JOINT STATEMENT
Every year at its Annual General Meetings, the World Bank hosts a “Civil Society Policy Forum” (CSPF) in order for the Bank to learn from and dialogue with civil society organizations. This year our organizations — the Center for International Environmental Law, Bank Information Center, International Rivers, Inclusive Development International and Green Alternative- proposed a session for the CSPF entitled, “Sustainable Hydropower-Does It Exist?”
However, despite subsequent repeated requests to the relevant World Bank Group officials, the Bank refused to appoint anyone to participate in the session. We have thus decided to withdraw our panel session from the CSPF.
We proposed the session over concerns that the World Bank, and in particular its International Finance Corporation (IFC), continue to promote large-scale hydropower under the guise of “sustainable hydropower” even in the face of massive and mounting evidence of its failure to avoid large-scale social and environmental damage. We were ready to provide evidence of these failures from around the globe. The main objective was to ask the World Bank to consider these findings and provide a clear explanation of its policy and thinking on large-scale hydropower moving forward. In approving the session, the CSPF organizers noted that the proposed session would be “timely and interesting.”
Organizing a policy forum in which you invite civil society dialogue and approve the participation of those with critical perspectives, but then refuse to listen and respond to what your invitees have to say, makes a farce of the whole rationale for this forum.
The refusal of the World Bank to sit down and have a conversation with researchers regarding hydropower continues a disturbing trend. Last year, contributors to the newly published book Dead in the Water, which examines the World Bank’s signature “model” hydropower project in Laos, Nam Theun 2, traveled to the 2018 Annual Meetings in Bali, Indonesia for a session organized by Inclusive Development International and Bank Information Center-Europe. The session had been accepted by the CSPF but the World Bank not only refused to provide a requested respondent for the session panel but also declined to have any of its staff be present in the room to listen to what the presenters had to say.

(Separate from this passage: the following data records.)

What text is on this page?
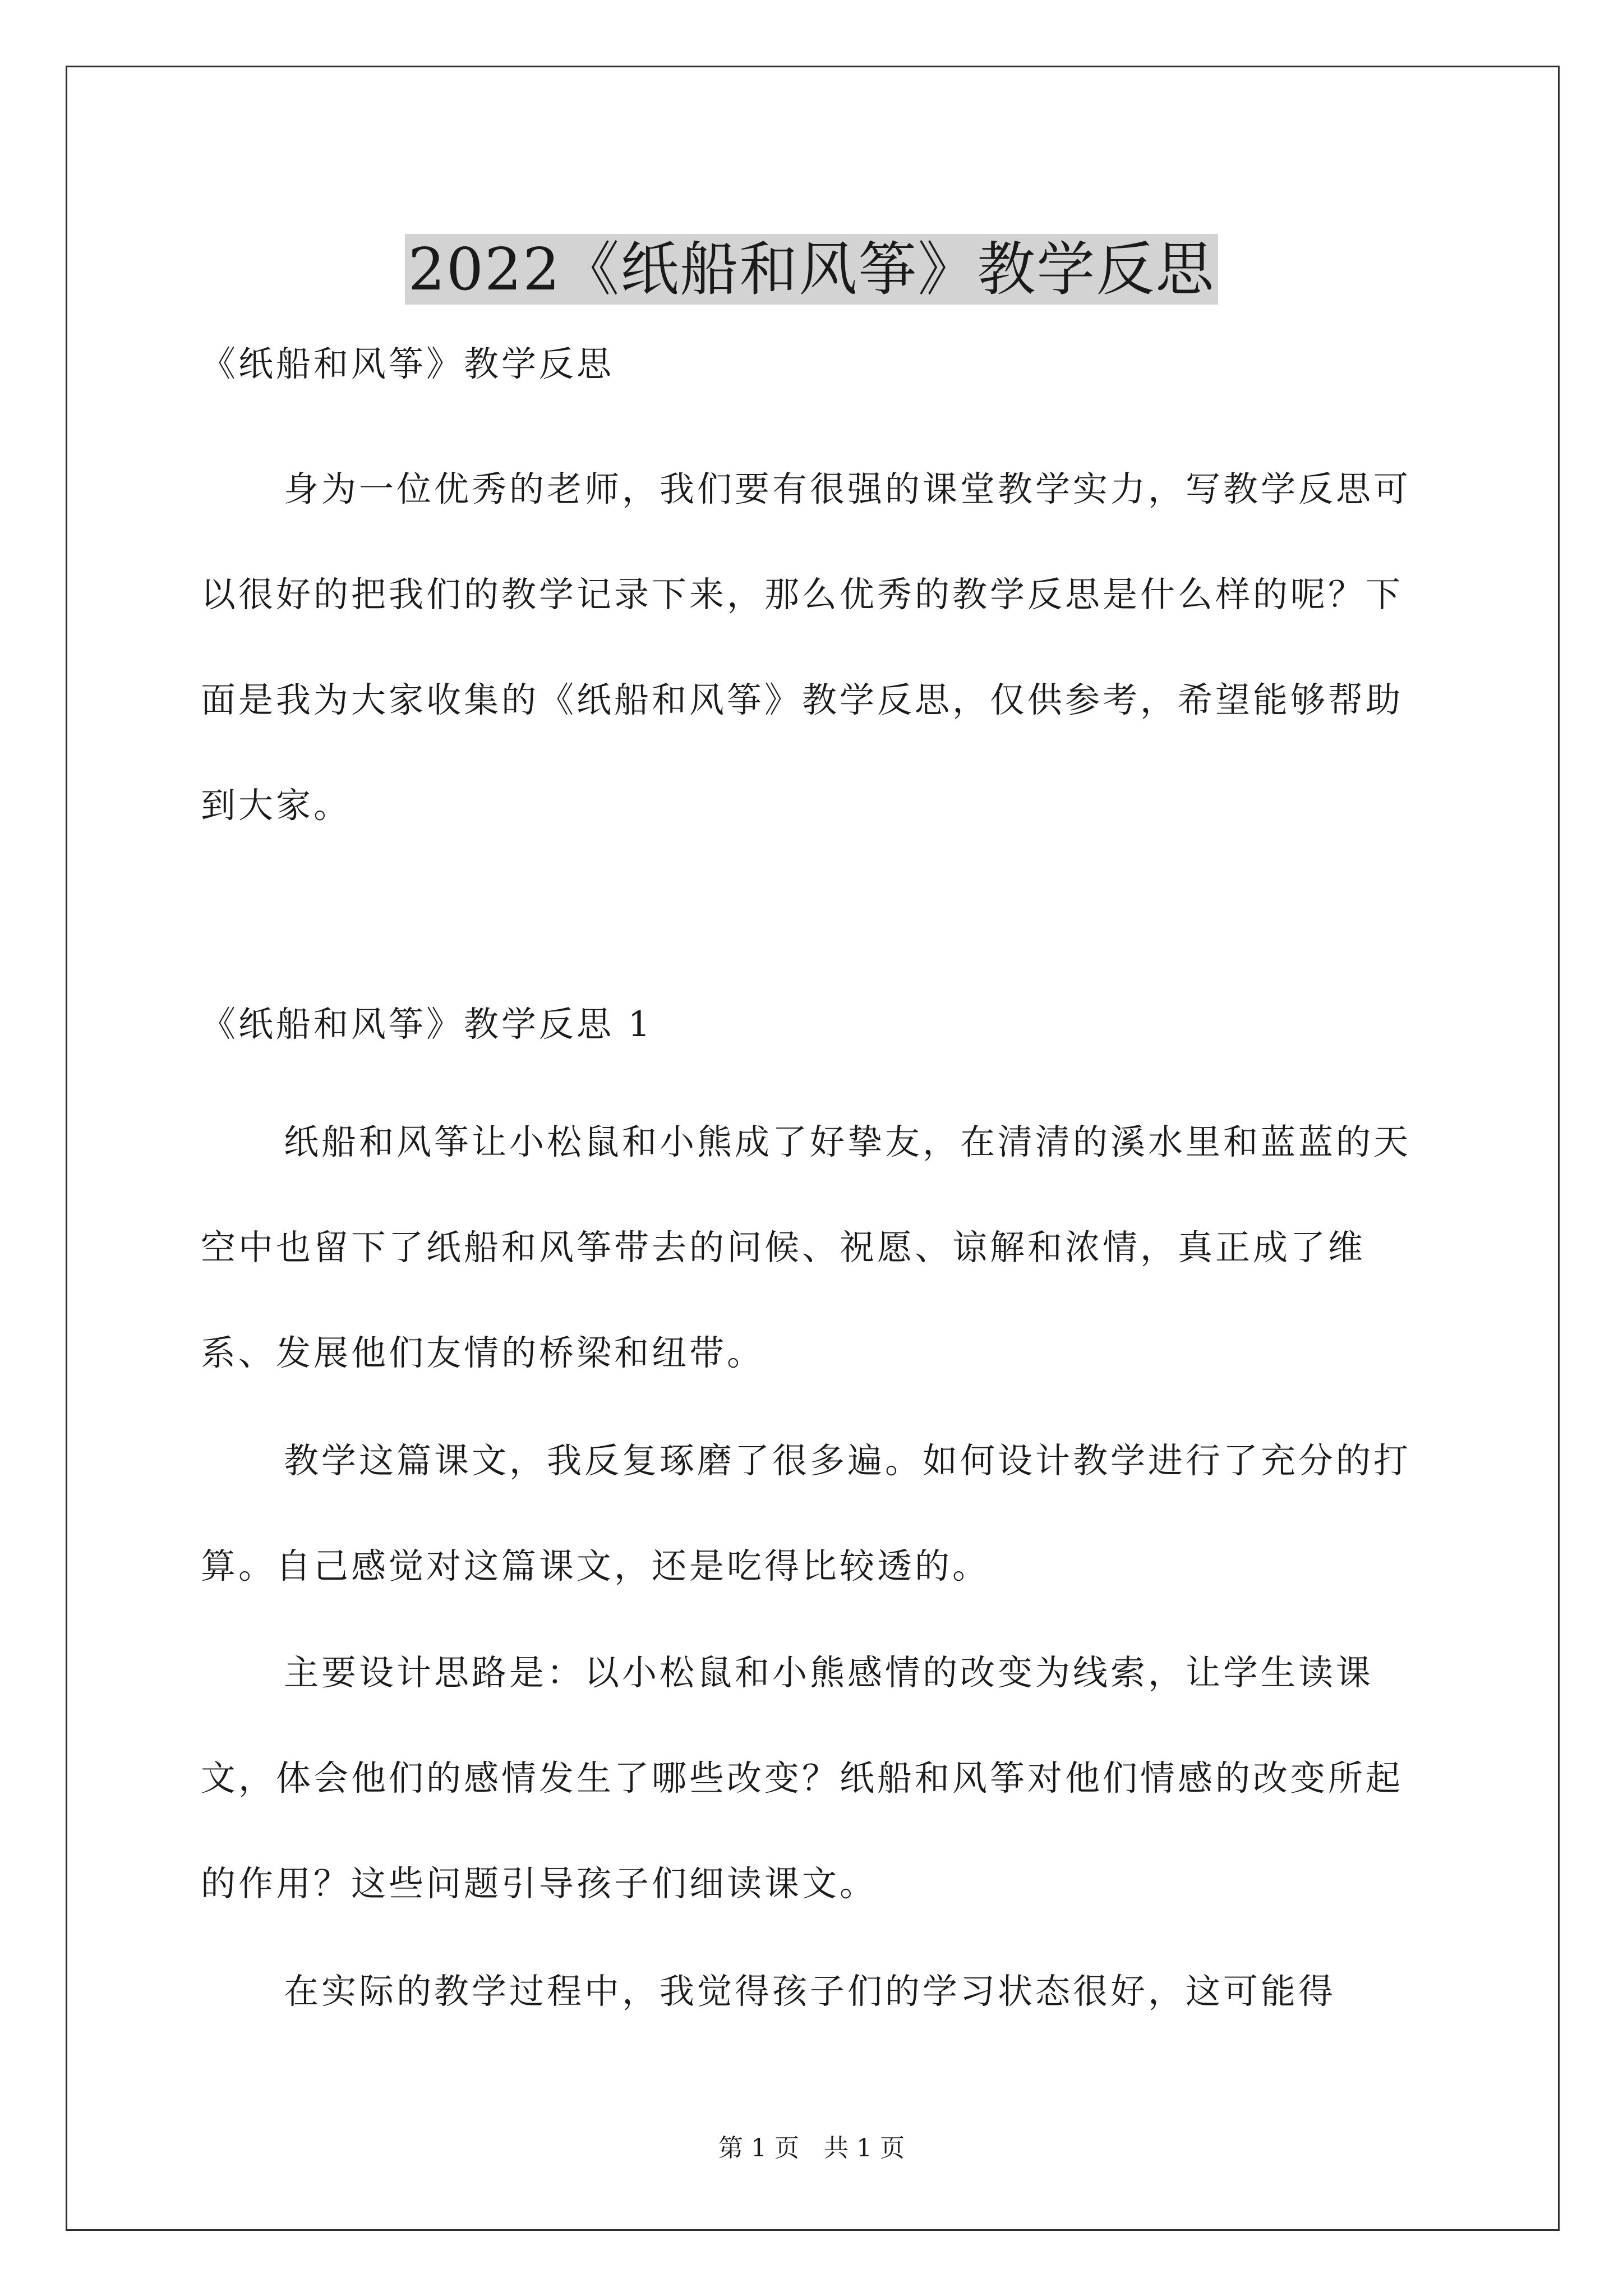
2022《纸船和风筝》教学反思
《纸船和风筝》教学反思
身为一位优秀的老师，我们要有很强的课堂教学实力，写教学反思可以很好的把我们的教学记录下来，那么优秀的教学反思是什么样的呢？下面是我为大家收集的《纸船和风筝》教学反思，仅供参考，希望能够帮助到大家。
《纸船和风筝》教学反思 1
纸船和风筝让小松鼠和小熊成了好挚友，在清清的溪水里和蓝蓝的天空中也留下了纸船和风筝带去的问候、祝愿、谅解和浓情，真正成了维系、发展他们友情的桥梁和纽带。
教学这篇课文，我反复琢磨了很多遍。如何设计教学进行了充分的打算。自己感觉对这篇课文，还是吃得比较透的。
主要设计思路是：以小松鼠和小熊感情的改变为线索，让学生读课文，体会他们的感情发生了哪些改变？纸船和风筝对他们情感的改变所起的作用？这些问题引导孩子们细读课文。
在实际的教学过程中，我觉得孩子们的学习状态很好，这可能得
第 1 页　共 1 页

The World Bank Group’s refusal to publicly discuss their large hydropower strategy at the 2019 Annual Meetings comes just weeks after the IFC faced criticism and boycotts by local civil society and environmental groups in Myanmar over its continuing promotion of planning for new private-sector hydropower projects in that country. Given the World Bank’s years of promotion of Nam Theun 2, and the IFC’s ongoing support for so-called “sustainable” hydropower in Laos and Myanmar, it is puzzling and concerning that these institutions are so unwilling to engage on these issues in their own forum.